We have similar issues with our tables of establishment data in that the very large amount of data and the fact that the tables are additive and interrelated restrict our choices of disclosure avoidance procedures. In the past, we have used cell suppression to protect this type of data. Recently another good procedure called controlled tabular adjustment has been developed, but for the reasons above, we cannot use it. We are beginning to use a noise technique that is applied to the underlying microdata before tabulation. Any other ideas are welcome.

We are also interested in remote access systems where a user does not see the underlying microdata but can query it for tables, regressions, correlation coefficients, etc. We have developed an Advanced Query System for users to create their own tables from Census 2000 and are currently working on a Microdata Analysis System to be used for demographic surveys in the future. Much more research is needed.

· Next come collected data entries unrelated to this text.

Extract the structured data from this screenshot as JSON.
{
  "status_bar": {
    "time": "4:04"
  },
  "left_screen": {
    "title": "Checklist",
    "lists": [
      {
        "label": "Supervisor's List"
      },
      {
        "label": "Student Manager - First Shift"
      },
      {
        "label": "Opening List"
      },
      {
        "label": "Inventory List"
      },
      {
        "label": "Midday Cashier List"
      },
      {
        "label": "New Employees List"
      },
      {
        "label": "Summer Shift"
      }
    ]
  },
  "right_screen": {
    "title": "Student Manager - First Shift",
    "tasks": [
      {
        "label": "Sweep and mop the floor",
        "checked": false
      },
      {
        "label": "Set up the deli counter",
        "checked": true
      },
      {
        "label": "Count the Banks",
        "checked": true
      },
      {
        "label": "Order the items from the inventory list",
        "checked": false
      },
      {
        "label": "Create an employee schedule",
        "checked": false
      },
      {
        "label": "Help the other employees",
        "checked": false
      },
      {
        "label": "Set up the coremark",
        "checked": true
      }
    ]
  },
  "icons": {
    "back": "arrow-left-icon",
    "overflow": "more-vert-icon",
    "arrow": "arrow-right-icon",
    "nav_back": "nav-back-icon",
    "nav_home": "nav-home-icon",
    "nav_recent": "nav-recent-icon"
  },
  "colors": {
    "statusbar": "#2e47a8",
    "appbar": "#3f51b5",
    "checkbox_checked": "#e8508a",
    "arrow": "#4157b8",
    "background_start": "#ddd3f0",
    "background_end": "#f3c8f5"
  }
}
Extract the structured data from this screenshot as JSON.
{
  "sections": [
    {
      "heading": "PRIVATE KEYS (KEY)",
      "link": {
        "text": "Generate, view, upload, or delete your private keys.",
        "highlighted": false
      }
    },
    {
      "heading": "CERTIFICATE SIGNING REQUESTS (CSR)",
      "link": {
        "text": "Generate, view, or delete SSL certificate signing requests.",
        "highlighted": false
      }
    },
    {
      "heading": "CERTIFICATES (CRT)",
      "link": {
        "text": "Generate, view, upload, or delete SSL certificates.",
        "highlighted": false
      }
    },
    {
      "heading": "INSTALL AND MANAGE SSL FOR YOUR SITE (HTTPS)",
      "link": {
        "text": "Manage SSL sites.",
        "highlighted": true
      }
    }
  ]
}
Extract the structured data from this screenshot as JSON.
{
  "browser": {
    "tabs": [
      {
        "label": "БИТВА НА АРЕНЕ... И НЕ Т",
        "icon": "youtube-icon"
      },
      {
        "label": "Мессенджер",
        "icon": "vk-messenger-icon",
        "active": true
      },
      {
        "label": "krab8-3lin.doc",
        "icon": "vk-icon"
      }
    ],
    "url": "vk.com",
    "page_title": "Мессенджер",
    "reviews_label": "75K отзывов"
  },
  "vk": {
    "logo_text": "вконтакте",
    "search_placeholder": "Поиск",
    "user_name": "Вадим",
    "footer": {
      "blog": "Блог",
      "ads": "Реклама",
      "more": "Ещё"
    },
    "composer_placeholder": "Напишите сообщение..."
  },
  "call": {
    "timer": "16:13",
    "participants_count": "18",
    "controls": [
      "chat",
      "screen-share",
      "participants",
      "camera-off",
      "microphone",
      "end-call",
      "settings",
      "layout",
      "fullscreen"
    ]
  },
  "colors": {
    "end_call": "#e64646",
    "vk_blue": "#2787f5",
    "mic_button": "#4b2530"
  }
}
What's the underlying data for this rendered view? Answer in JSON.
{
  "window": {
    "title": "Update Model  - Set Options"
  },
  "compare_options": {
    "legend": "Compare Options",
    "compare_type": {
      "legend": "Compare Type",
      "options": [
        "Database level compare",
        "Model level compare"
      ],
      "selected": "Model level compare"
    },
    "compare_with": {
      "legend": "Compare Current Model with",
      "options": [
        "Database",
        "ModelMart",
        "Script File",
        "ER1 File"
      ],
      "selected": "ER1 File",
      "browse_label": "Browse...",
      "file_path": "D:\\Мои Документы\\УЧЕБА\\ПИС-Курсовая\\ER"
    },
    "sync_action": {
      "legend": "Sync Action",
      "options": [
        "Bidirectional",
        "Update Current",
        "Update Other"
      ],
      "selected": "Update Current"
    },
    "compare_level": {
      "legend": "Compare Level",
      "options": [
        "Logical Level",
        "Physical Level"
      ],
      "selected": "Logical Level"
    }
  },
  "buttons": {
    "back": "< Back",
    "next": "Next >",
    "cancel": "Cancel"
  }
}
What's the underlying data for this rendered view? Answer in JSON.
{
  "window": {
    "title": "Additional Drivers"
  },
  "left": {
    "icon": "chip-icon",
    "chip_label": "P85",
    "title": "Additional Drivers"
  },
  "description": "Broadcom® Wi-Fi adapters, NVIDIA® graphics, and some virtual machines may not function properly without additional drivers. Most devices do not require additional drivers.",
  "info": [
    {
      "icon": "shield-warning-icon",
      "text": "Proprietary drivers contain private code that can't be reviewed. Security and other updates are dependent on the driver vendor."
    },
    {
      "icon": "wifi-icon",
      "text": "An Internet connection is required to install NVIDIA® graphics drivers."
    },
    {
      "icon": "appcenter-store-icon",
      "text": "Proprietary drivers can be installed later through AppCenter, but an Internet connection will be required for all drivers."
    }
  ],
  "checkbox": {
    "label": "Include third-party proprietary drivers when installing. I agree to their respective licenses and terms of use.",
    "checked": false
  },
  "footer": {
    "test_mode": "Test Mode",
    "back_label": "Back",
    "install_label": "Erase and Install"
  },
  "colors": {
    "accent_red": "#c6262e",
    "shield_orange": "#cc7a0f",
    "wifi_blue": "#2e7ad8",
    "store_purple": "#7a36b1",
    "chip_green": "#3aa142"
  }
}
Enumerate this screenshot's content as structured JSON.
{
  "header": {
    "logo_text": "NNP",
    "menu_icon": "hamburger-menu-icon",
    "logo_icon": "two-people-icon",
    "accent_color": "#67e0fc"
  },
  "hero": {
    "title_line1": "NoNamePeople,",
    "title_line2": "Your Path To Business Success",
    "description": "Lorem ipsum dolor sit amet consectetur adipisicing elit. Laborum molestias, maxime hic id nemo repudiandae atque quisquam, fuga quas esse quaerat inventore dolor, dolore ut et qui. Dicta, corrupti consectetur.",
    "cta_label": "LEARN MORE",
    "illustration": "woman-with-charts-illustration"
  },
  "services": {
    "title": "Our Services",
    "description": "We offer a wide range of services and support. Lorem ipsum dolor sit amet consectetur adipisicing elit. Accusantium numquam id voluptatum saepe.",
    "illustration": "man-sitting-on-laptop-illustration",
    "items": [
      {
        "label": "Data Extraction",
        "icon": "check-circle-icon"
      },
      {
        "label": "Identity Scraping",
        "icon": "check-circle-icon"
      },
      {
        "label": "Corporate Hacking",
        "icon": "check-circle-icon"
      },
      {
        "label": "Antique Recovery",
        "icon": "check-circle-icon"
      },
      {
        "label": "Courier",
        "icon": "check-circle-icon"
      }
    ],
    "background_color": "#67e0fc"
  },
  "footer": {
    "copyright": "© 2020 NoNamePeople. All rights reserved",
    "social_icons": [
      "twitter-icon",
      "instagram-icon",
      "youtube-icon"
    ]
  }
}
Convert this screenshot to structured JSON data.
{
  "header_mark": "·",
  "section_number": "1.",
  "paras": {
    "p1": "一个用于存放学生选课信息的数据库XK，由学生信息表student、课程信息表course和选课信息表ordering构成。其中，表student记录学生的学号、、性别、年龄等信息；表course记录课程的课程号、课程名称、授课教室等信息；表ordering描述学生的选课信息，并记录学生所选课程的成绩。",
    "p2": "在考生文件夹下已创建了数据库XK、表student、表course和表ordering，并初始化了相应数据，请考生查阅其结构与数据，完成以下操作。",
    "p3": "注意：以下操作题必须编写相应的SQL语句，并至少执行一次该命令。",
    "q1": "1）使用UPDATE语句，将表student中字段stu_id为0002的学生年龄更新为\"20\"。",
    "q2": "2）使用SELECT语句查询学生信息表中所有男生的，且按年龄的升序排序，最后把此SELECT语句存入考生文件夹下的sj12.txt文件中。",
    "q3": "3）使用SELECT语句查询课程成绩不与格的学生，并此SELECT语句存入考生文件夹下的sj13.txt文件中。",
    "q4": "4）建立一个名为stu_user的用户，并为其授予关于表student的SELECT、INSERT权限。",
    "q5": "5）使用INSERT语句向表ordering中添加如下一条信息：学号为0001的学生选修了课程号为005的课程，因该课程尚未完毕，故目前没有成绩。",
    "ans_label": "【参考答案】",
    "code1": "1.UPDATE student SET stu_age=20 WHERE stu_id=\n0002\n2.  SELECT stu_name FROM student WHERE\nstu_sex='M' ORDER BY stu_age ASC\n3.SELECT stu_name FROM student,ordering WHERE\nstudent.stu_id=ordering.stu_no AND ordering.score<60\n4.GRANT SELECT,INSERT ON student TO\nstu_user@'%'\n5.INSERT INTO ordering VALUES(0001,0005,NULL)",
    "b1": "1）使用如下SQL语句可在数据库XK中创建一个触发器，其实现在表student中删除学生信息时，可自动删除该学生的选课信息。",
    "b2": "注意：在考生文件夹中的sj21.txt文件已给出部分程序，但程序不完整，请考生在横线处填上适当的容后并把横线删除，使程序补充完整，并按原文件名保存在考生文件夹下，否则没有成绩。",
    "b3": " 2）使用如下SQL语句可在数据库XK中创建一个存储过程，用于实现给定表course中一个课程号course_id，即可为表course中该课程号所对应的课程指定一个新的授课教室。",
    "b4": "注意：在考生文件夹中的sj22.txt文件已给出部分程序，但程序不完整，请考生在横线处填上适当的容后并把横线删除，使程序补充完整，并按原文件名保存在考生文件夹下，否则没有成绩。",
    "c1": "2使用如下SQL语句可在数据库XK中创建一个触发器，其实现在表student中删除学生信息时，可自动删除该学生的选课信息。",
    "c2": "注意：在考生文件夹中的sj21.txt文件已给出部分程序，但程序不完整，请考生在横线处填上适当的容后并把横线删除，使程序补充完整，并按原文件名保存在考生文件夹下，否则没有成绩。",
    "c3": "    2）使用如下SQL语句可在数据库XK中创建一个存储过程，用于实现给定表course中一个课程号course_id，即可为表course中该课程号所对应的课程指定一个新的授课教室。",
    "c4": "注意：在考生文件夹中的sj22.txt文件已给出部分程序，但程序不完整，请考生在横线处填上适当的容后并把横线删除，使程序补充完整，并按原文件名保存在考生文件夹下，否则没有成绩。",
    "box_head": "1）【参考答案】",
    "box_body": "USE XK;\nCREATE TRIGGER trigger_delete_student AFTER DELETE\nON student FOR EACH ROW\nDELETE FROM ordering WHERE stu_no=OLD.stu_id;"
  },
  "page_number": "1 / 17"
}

I know it would be very helpful for us if students studying statistics would learn about the importance of confidentiality and would work with real, large data sets (such as our public use microdata files).

Laura Zayatz


US Census Bureau

Biographical Data

Laura is the leader of the Statistical Disclosure Avoidance Research Group in the Statistical Research Division at the Census Bureau. She is also the chair of the Census Bureau’s Disclosure Review Board and a member of the American Statistical Association’s Privacy and Confidentiality Committee.